A friend and I recently thought we should change the old adage, “It isn’t good; it isn’t bad; it’s just different.” to “It isn’t good; it isn’t bad; it’s just hard.” when describing Kenya. This only slightly references living outside our home culture away from family, friends, close support networks, etc. MOSTLY it refers to every surface in Kenya: wood, tile, concrete, boulder, asphalt, brick. This country is hard.
Nevertheless, there are things that I would miss terribly if I didn’t live here. Here’s a quick run down in no particular order.
- The warm, comforting, homey smell of bread breaking. I understand that were Snapchat to develop the technology to transmit smell as well as audio and visual, it would mostly be use for evil. But I would send you ten seconds worth of baking bread wafting on tendrils of morning sunlight.
- Buying things from the comfort of your own car. Seriously, you pull over at a roadside stand and they come to your window. Of course, sometimes it’s more of a mob. But, still. It’s pretty novel.
- Twelvish hours of sunlight every day, like clockwork. I miss fall. I miss snow. But, I love having sunlight by 6:20 every morning regardless of the season.
- The pop of vibrant color from tropical flowers. There is a vine of orange flowers growing in the compound that is startling in its strength. There is a tree with fuchsia blossoms that I’ve stopped trying to capture with my iPhone because that silly, expensive, state-of-the-art camera phone will never do it justice.
- Cool nights. It’s Africa; it’s hot in the sun. But when the sun hits my homeland, I’m nice and cool.
- Living on a compound. This one really surprises me. I’m an introvert and a homebody (you can stop laughing…God calls all kinds of people into missions!). But, I really like hearing the other families move around, scolding mischievous children, speaking in three languages, sharing food.
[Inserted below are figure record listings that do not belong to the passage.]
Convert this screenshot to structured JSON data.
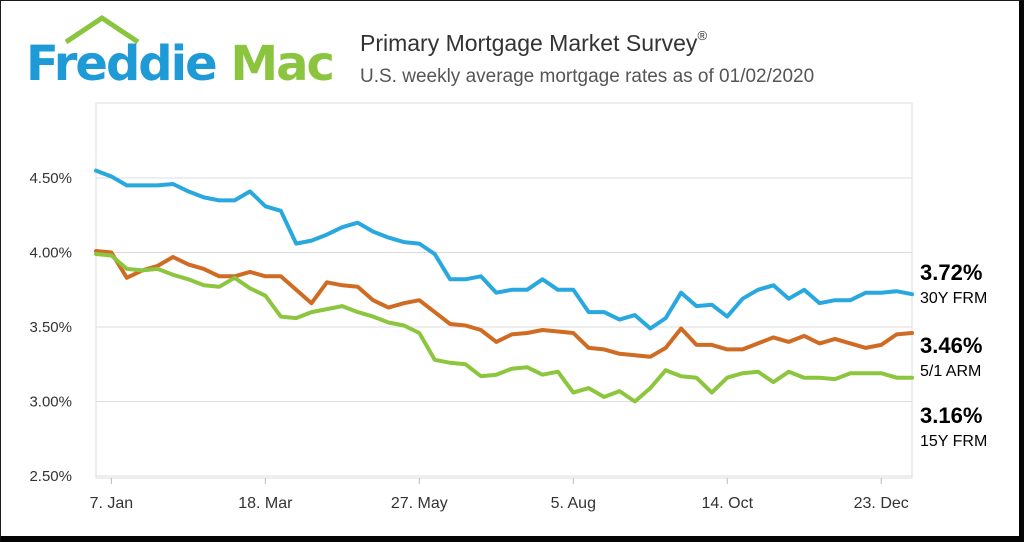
{
  "header": {
    "logo": {
      "part1": "Freddie",
      "part2": "Mac"
    },
    "title": "Primary Mortgage Market Survey",
    "title_mark": "®",
    "subtitle": "U.S. weekly average mortgage rates as of 01/02/2020"
  },
  "colors": {
    "frm30": "#29a8df",
    "arm51": "#d06b24",
    "frm15": "#8cc63f",
    "grid": "#dcdcdc",
    "plot_bg": "#ffffff",
    "brand_blue": "#1e9ad6",
    "brand_green": "#8bc53f"
  },
  "chart_data": {
    "type": "line",
    "title": "Primary Mortgage Market Survey",
    "subtitle": "U.S. weekly average mortgage rates as of 01/02/2020",
    "xlabel": "",
    "ylabel": "",
    "ylim": [
      2.5,
      4.5
    ],
    "yticks": [
      "4.50%",
      "4.00%",
      "3.50%",
      "3.00%",
      "2.50%"
    ],
    "ytick_values": [
      4.5,
      4.0,
      3.5,
      3.0,
      2.5
    ],
    "x_ticks": [
      "7. Jan",
      "18. Mar",
      "27. May",
      "5. Aug",
      "14. Oct",
      "23. Dec"
    ],
    "x_tick_index": [
      1,
      11,
      21,
      31,
      41,
      51
    ],
    "grid": true,
    "legend": "end-of-line labels, right",
    "series": [
      {
        "key": "frm30",
        "name": "30Y FRM",
        "end_value": "3.72%",
        "values": [
          4.55,
          4.51,
          4.45,
          4.45,
          4.45,
          4.46,
          4.41,
          4.37,
          4.35,
          4.35,
          4.41,
          4.31,
          4.28,
          4.06,
          4.08,
          4.12,
          4.17,
          4.2,
          4.14,
          4.1,
          4.07,
          4.06,
          3.99,
          3.82,
          3.82,
          3.84,
          3.73,
          3.75,
          3.75,
          3.82,
          3.75,
          3.75,
          3.6,
          3.6,
          3.55,
          3.58,
          3.49,
          3.56,
          3.73,
          3.64,
          3.65,
          3.57,
          3.69,
          3.75,
          3.78,
          3.69,
          3.75,
          3.66,
          3.68,
          3.68,
          3.73,
          3.73,
          3.74,
          3.72
        ]
      },
      {
        "key": "arm51",
        "name": "5/1 ARM",
        "end_value": "3.46%",
        "values": [
          4.01,
          4.0,
          3.83,
          3.88,
          3.91,
          3.97,
          3.92,
          3.89,
          3.84,
          3.84,
          3.87,
          3.84,
          3.84,
          3.75,
          3.66,
          3.8,
          3.78,
          3.77,
          3.68,
          3.63,
          3.66,
          3.68,
          3.6,
          3.52,
          3.51,
          3.48,
          3.4,
          3.45,
          3.46,
          3.48,
          3.47,
          3.46,
          3.36,
          3.35,
          3.32,
          3.31,
          3.3,
          3.36,
          3.49,
          3.38,
          3.38,
          3.35,
          3.35,
          3.39,
          3.43,
          3.4,
          3.44,
          3.39,
          3.42,
          3.39,
          3.36,
          3.38,
          3.45,
          3.46
        ]
      },
      {
        "key": "frm15",
        "name": "15Y FRM",
        "end_value": "3.16%",
        "values": [
          3.99,
          3.98,
          3.89,
          3.88,
          3.89,
          3.85,
          3.82,
          3.78,
          3.77,
          3.83,
          3.76,
          3.71,
          3.57,
          3.56,
          3.6,
          3.62,
          3.64,
          3.6,
          3.57,
          3.53,
          3.51,
          3.46,
          3.28,
          3.26,
          3.25,
          3.17,
          3.18,
          3.22,
          3.23,
          3.18,
          3.2,
          3.06,
          3.09,
          3.03,
          3.07,
          3.0,
          3.09,
          3.21,
          3.17,
          3.16,
          3.06,
          3.16,
          3.19,
          3.2,
          3.13,
          3.2,
          3.16,
          3.16,
          3.15,
          3.19,
          3.19,
          3.19,
          3.16,
          3.16
        ]
      }
    ]
  }
}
It’s so much life and it’s right here!
- The view out my sitting room window of the mountain behind the compound atop of which sits our site. Most evenings it’s not raining, I watch the #nofilter sepia evening light bathe the mountain in a warm yellow glow framed by banana trees and a garden and I think, “God, you’ve brought me to paradise.” (See featured image)
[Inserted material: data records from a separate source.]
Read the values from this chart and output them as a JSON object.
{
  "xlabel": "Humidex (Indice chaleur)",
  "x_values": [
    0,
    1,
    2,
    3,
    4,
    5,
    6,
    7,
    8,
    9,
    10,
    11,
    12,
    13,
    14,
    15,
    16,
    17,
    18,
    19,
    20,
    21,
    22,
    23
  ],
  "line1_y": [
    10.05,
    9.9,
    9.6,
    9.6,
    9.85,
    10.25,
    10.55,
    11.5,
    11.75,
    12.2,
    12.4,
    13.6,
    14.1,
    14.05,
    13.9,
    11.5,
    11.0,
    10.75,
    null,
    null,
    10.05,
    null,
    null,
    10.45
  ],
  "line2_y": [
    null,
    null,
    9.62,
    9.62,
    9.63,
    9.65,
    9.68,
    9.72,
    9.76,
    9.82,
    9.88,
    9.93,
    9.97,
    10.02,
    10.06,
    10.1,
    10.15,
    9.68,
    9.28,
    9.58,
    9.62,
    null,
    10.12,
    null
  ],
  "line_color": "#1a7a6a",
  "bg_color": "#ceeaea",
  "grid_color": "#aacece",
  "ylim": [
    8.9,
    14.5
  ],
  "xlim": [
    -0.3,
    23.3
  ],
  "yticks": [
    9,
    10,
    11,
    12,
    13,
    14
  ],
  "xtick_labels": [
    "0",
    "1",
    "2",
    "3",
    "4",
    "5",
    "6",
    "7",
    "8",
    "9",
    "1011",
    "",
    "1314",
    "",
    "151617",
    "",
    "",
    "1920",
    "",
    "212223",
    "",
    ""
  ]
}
- Getting whatever medications you want at the pharmacy. You can just go in, describe your symptoms and get meds. No doctor visit, no copay. It’s probably not the safe, but I dig it.
- These darn kids! I can’t help it. I’m in love. They have totally stolen my heart. Especially, now that they know me better and will call me over for a hug or when they are sad or to show me what they are working on or to tattle on each other. These kids are working SO HARD to be successful and do well in school. They inspire and motivate me in a new way and I can’t imagine not knowing them.
November 24, 2017 at 6:54 pm
Your writing makes me feel as if I am there with you. Thank you for sharing your journey with us. Hugs.
November 24, 2017 at 10:47 pm
Oh Elaine! God has placed you in the right place at the right time. Your words paint vivid pictures. You are a precious gift! You are in my prayers daily. Your strength is found in your faith! God’s continued blessings!
March 20, 2019 at 8:13 pm
It’s March 2019 and i’ve accidentally discovered your blog while googling the term “vault toilet.” God works in mysterious ways for sure! I found your work and your words very uplifting and at a time when I didn’t even realize how much I needed to be lifted. I’ve gone back to the beginning of your blog to learn more about this amazing adventure. I will be praying for your safety and continued success.
March 21, 2019 at 8:01 am
Hi Jules! Welcome to The Africa Season! I’m so glad you’re here.